The Wonderful World of Henry Sugar
A Wes-Anderson short-ish Ronald Dahl story, with everyone in it. Or rather every male actor, as women are only occasional and background. Which adds to the usual Anderson stylised groove. A wealthy man learns of a secret skill, which he eventually acquires: he can see without using his eyes. All of this works out, and he dies very rich, establishing many altruistic foundations which make the world a better place.
Rosalie
Another story-as-fable, based on a true story of a (probably early / mid 19c) French woman who from birth grew facial and body hair like a man. When her husband, who’s been deceived by Rosalie and her father) finds this out, his anger is tempered by his wife’s decision to grow her hair as a ‘freak’ to drum up business for his failing café. This works, and all the locals are accepting and perfectly happy with this bearded woman running the bar. It could have ended here, but we’re only half way through… The local squire, struggling with his confused feelings of desire for Rosalie, engineers a change of attitude, and the locals now start spurning her.
Immediately afterwards I was disappointed by how the film ended (with Rosalie leaping off a bridge into a river, and her husband – who we learnt earlier can’t swim – following her. We might think he’s attempting a rescue, but no, they sink together. I felt it was a cliché.

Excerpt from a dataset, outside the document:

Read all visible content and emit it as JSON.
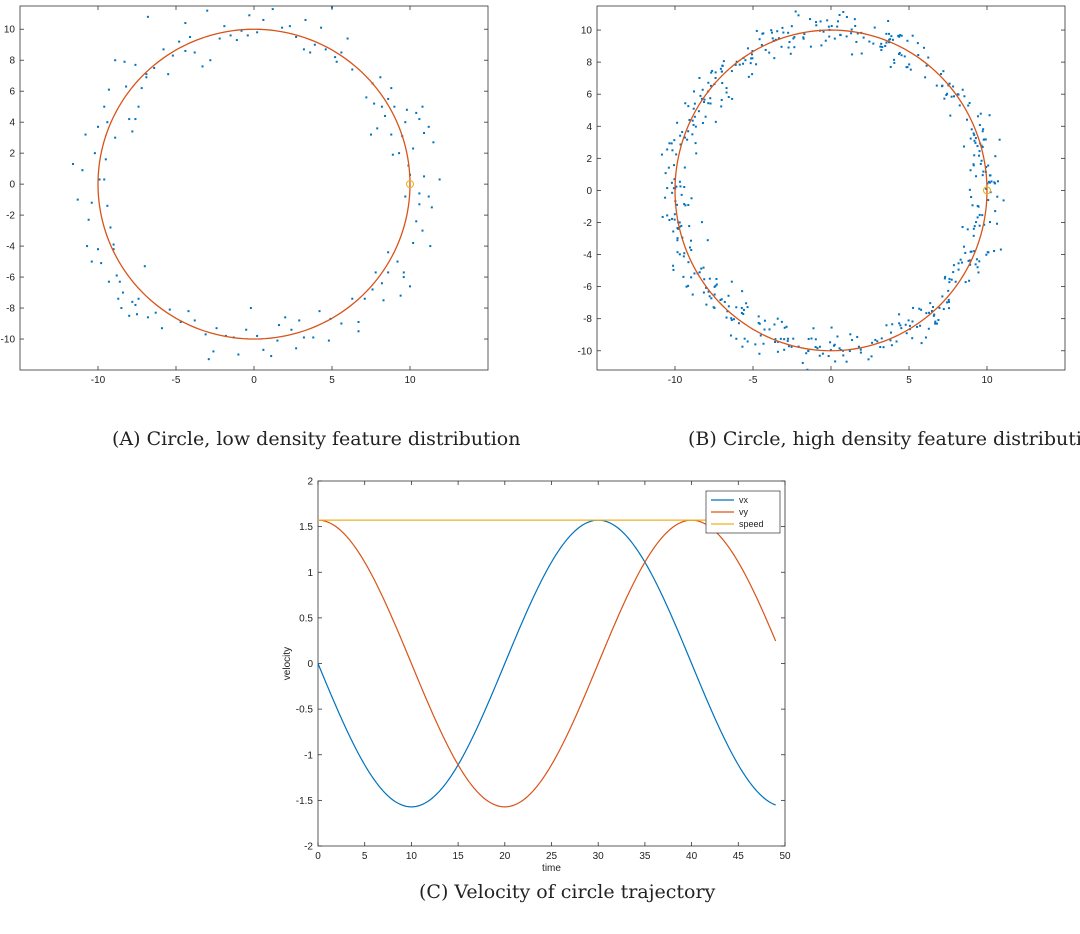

On reflection, however, I now see the film – a personal interpretation perhaps – as an allegory of the ways in which the EDI agenda was by many initially welcomed, but is perhaps beginning now, in some quarters, to feel a backlash.
How they are related
Both Henry and Rosalie seek to improve the world, Henry through an egotistic quest for personal power (which he then uses altruistically), Rosalie through the reverse: a sacrificial and potentially humiliating/disastrous parading of her unusual physiology. Henry succeeds; Rosalie doesn’t – at least in her lifetime.